Socrates: Structured Questioning Unlocks Latent Knowledge in AI Research Agents

Pair a tool-using research agent with a question-only advisor that can never give answers, never issue directives, and has no tools of its own. The advisor must approve every plan via [APPROVED] before the Scientist runs the next experiment. On five MLE-bench Kaggle competitions this lifts test scores by an average of +55.9% over the same agent running alone.

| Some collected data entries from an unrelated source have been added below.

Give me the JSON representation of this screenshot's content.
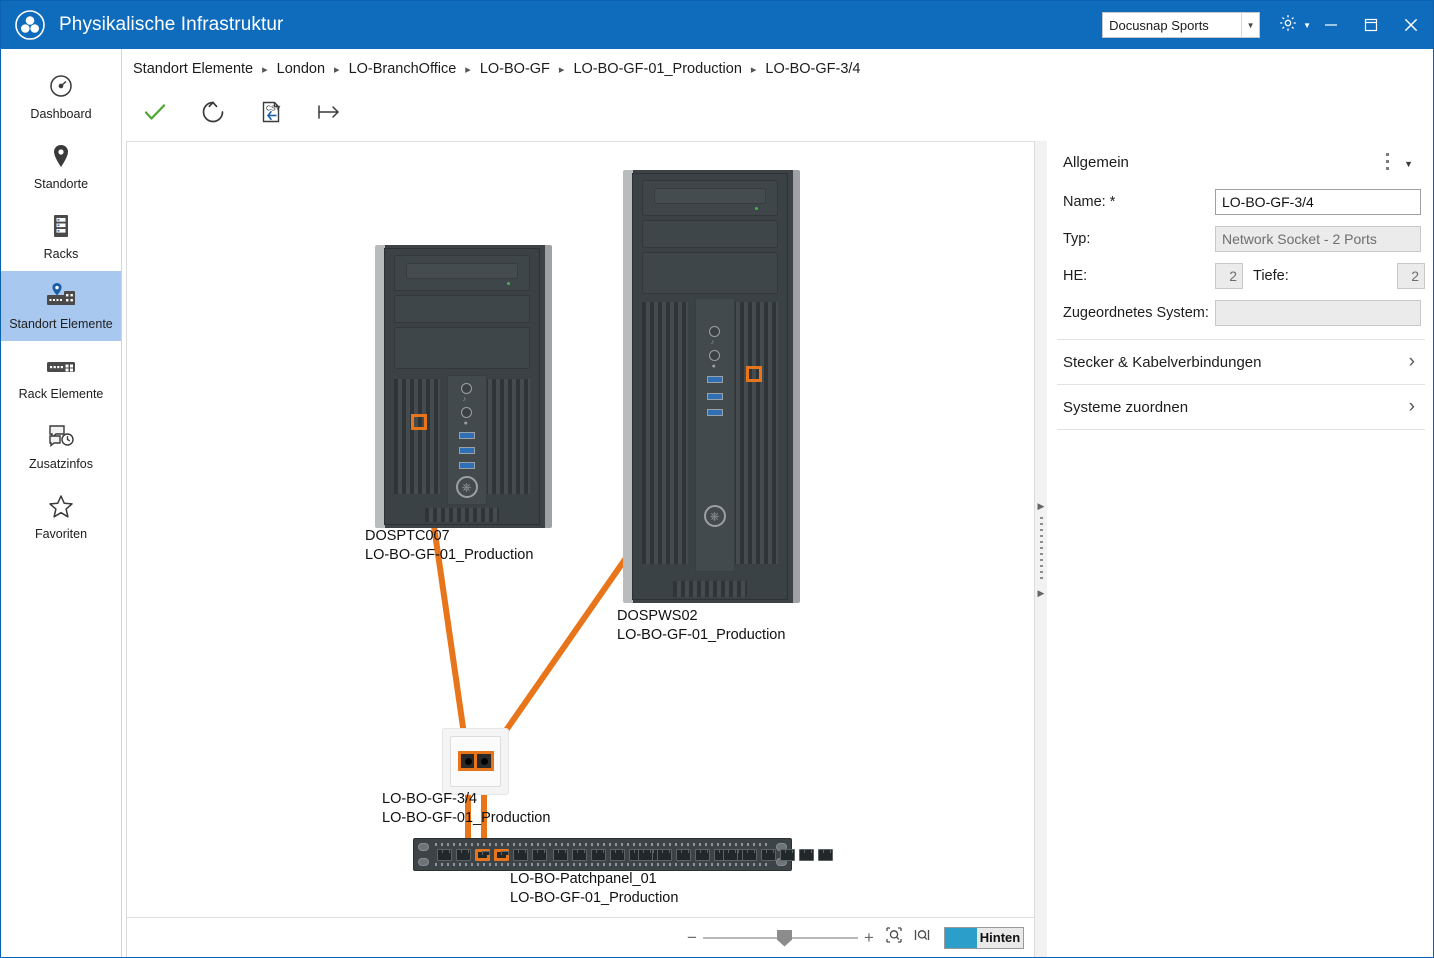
{
  "window": {
    "title": "Physikalische Infrastruktur",
    "logo_icon": "docusnap-logo-icon",
    "tenant_combo": {
      "value": "Docusnap Sports",
      "arrow_icon": "chevron-down-icon"
    },
    "settings_icon": "gear-icon",
    "settings_caret_icon": "chevron-down-icon",
    "minimize_icon": "minimize-icon",
    "maximize_icon": "maximize-icon",
    "close_icon": "close-icon",
    "accent_color": "#0f6cbd"
  },
  "sidebar": {
    "items": [
      {
        "label": "Dashboard",
        "icon": "gauge-icon",
        "active": false
      },
      {
        "label": "Standorte",
        "icon": "map-pin-icon",
        "active": false
      },
      {
        "label": "Racks",
        "icon": "rack-icon",
        "active": false
      },
      {
        "label": "Standort Elemente",
        "icon": "site-elements-icon",
        "active": true
      },
      {
        "label": "Rack Elemente",
        "icon": "rack-elements-icon",
        "active": false
      },
      {
        "label": "Zusatzinfos",
        "icon": "additional-info-icon",
        "active": false
      },
      {
        "label": "Favoriten",
        "icon": "star-icon",
        "active": false
      }
    ],
    "active_color": "#a8c8ef"
  },
  "breadcrumb": {
    "separator": "▸",
    "items": [
      "Standort Elemente",
      "London",
      "LO-BranchOffice",
      "LO-BO-GF",
      "LO-BO-GF-01_Production",
      "LO-BO-GF-3/4"
    ]
  },
  "toolbar": {
    "buttons": [
      {
        "name": "apply-button",
        "icon": "checkmark-icon",
        "color": "#4fa832"
      },
      {
        "name": "refresh-button",
        "icon": "refresh-icon",
        "color": "#3a3a3a"
      },
      {
        "name": "csv-import-button",
        "icon": "csv-import-icon",
        "color": "#3a3a3a"
      },
      {
        "name": "expand-button",
        "icon": "arrow-right-bar-icon",
        "color": "#3a3a3a"
      }
    ]
  },
  "canvas": {
    "cable_color": "#e8751a",
    "nodes": [
      {
        "id": "tower-left",
        "name_line1": "DOSPTC007",
        "name_line2": "LO-BO-GF-01_Production"
      },
      {
        "id": "tower-right",
        "name_line1": "DOSPWS02",
        "name_line2": "LO-BO-GF-01_Production"
      },
      {
        "id": "network-socket",
        "name_line1": "LO-BO-GF-3/4",
        "name_line2": "LO-BO-GF-01_Production"
      },
      {
        "id": "patch-panel",
        "name_line1": "LO-BO-Patchpanel_01",
        "name_line2": "LO-BO-GF-01_Production"
      }
    ],
    "patchpanel_groups": 4,
    "patchpanel_ports_per_group": 6,
    "patchpanel_highlighted_ports": [
      2,
      3
    ],
    "socket_ports": 2
  },
  "zoombar": {
    "minus_label": "−",
    "plus_label": "+",
    "zoom_percent": 50,
    "fit_icon": "zoom-fit-icon",
    "actual_icon": "zoom-actual-icon",
    "side_toggle": {
      "label": "Hinten",
      "swatch_color": "#2b9fc9"
    }
  },
  "splitter": {
    "collapse_up_icon": "triangle-right-icon",
    "collapse_down_icon": "triangle-right-icon",
    "grip_icon": "grip-dots-icon"
  },
  "panel": {
    "header": "Allgemein",
    "menu_icon": "kebab-menu-icon",
    "caret_icon": "chevron-down-icon",
    "fields": {
      "name_label": "Name: *",
      "name_value": "LO-BO-GF-3/4",
      "typ_label": "Typ:",
      "typ_value": "Network Socket - 2 Ports",
      "he_label": "HE:",
      "he_value": "2",
      "tiefe_label": "Tiefe:",
      "tiefe_value": "2",
      "system_label": "Zugeordnetes System:",
      "system_value": ""
    },
    "accordions": [
      {
        "label": "Stecker & Kabelverbindungen",
        "chevron_icon": "chevron-right-icon"
      },
      {
        "label": "Systeme zuordnen",
        "chevron_icon": "chevron-right-icon"
      }
    ]
  }
}
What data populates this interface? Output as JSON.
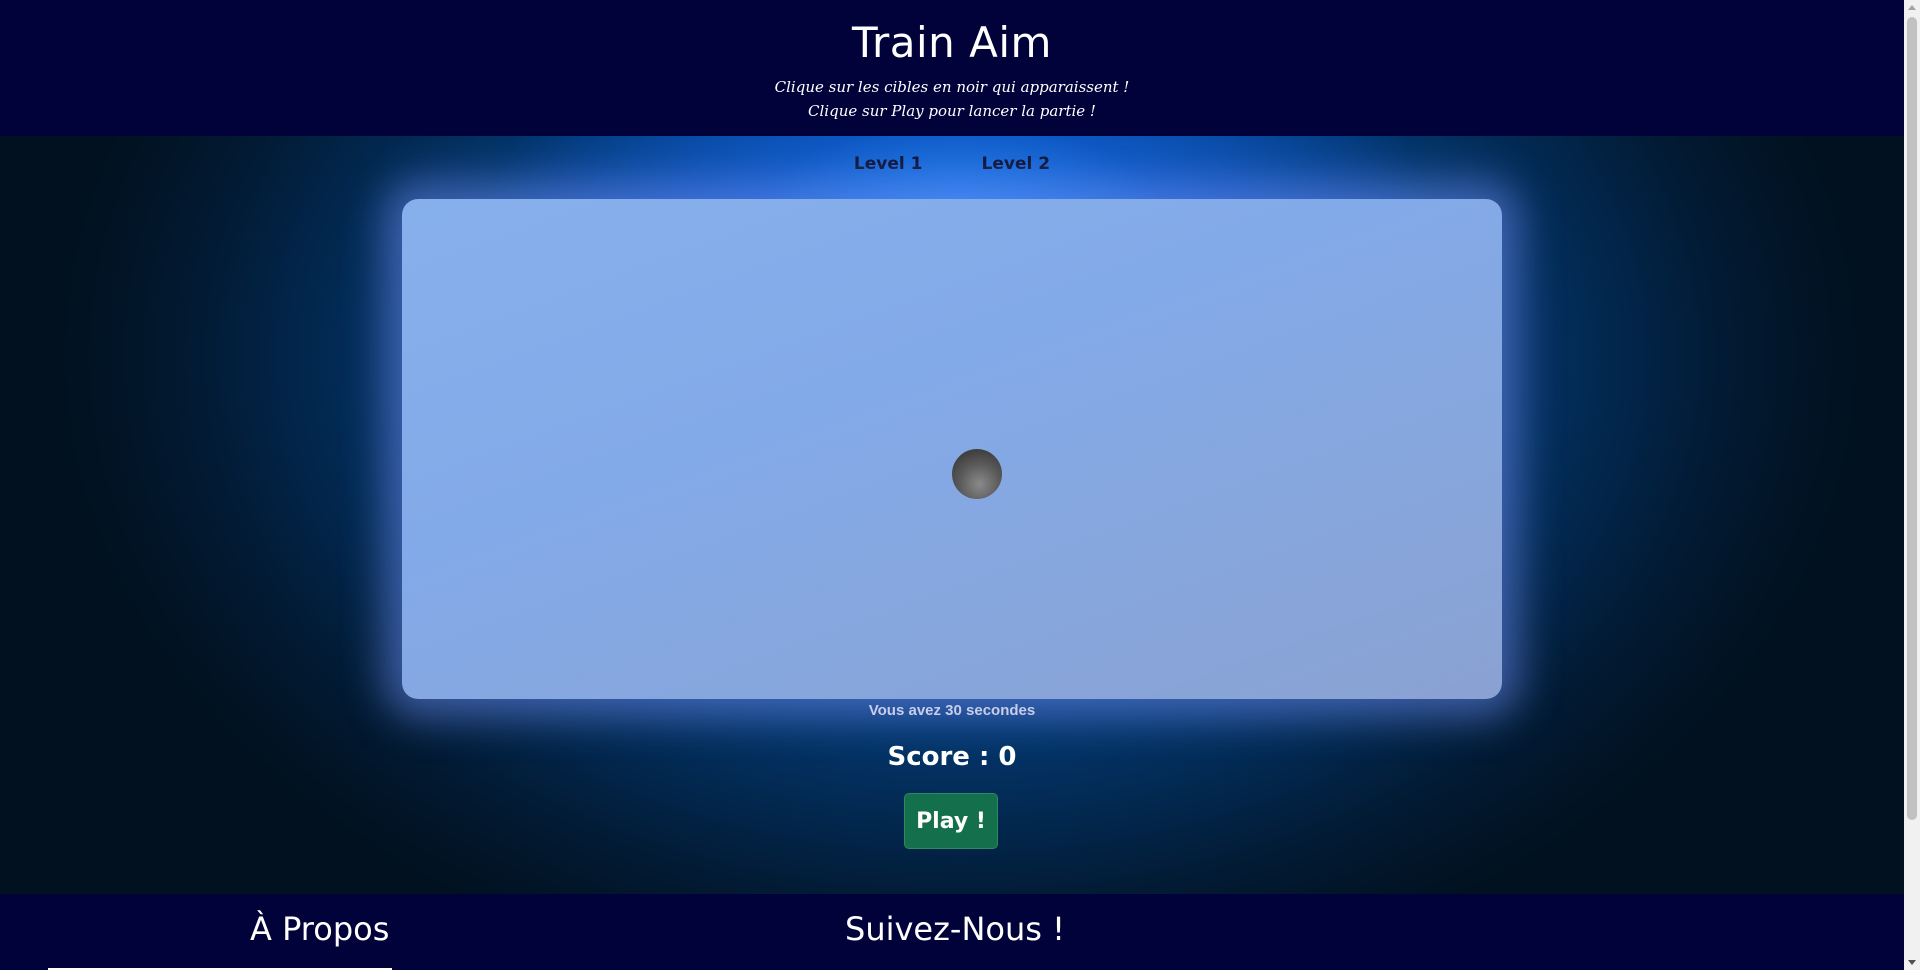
{
  "header": {
    "title": "Train Aim",
    "subtitle_line1": "Clique sur les cibles en noir qui apparaissent !",
    "subtitle_line2": "Clique sur Play pour lancer la partie !"
  },
  "levels": [
    {
      "label": "Level 1"
    },
    {
      "label": "Level 2"
    }
  ],
  "game": {
    "timer_text": "Vous avez 30 secondes",
    "score_text": "Score : 0",
    "play_label": "Play !",
    "target_icon": "target-ball-icon"
  },
  "footer": {
    "about_title": "À Propos",
    "follow_title": "Suivez-Nous !"
  },
  "colors": {
    "header_bg": "#01023a",
    "play_button": "#14704c",
    "game_area": "#83aae8"
  }
}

Left: Socrates asks questions only and is stateful across sessions; the Scientist is stateless, executes code, and reads/writes the shared environment. Right: Statoil example — Socrates asks whether incremental tuning is closing the gap, the Scientist pivots to domain features (+10.2%); the Baseline PI offers generic encouragement and the Scientist stays on pixel statistics (+1.6%).

Note

The asciinema badge above is a placeholder. To record your own: bash scripts/record_demo.sh, then asciinema upload and paste the returned cast ID into this README in place of YOUR_CAST_ID (two occurrences).

Quick start

Tested on Python 3.10–3.12, Linux/macOS. GPU is optional (only required for tasks that train deep models — Statoil and NFL benefit, the others run fine on CPU).

# 1. Clone the repo
git clone https://github.com/hexo-ai/socrates.git
cd socrates

# 2. Create an isolated environment (conda or venv — pick one)
conda create -n socrates python=3.11 -y
conda activate socrates
#   or
python -m venv .venv && source .venv/bin/activate

# 3. Install dependencies
pip install -r requirements.txt
pip install --no-deps -r socratic-evolve/public-repo/requirements_base.txt
pip install --no-deps -r socratic-evolve/public-repo/requirements_ml.txt
pip install --no-deps -r socratic-evolve/public-repo/requirements_domain.txt

# 4. Set API keys
export ANTHROPIC_API_KEY="sk-ant-..."        # required
export OPENAI_API_KEY="sk-..."               # optional, only if you use OpenAI models

# 5. Create a local test config (gitignored)
cp socratic-evolve/test_config.yaml.example socratic-evolve/test_config.yaml
cp discover/test_config.yaml.example          discover/test_config.yaml
# Edit each to set dataset_dir and model.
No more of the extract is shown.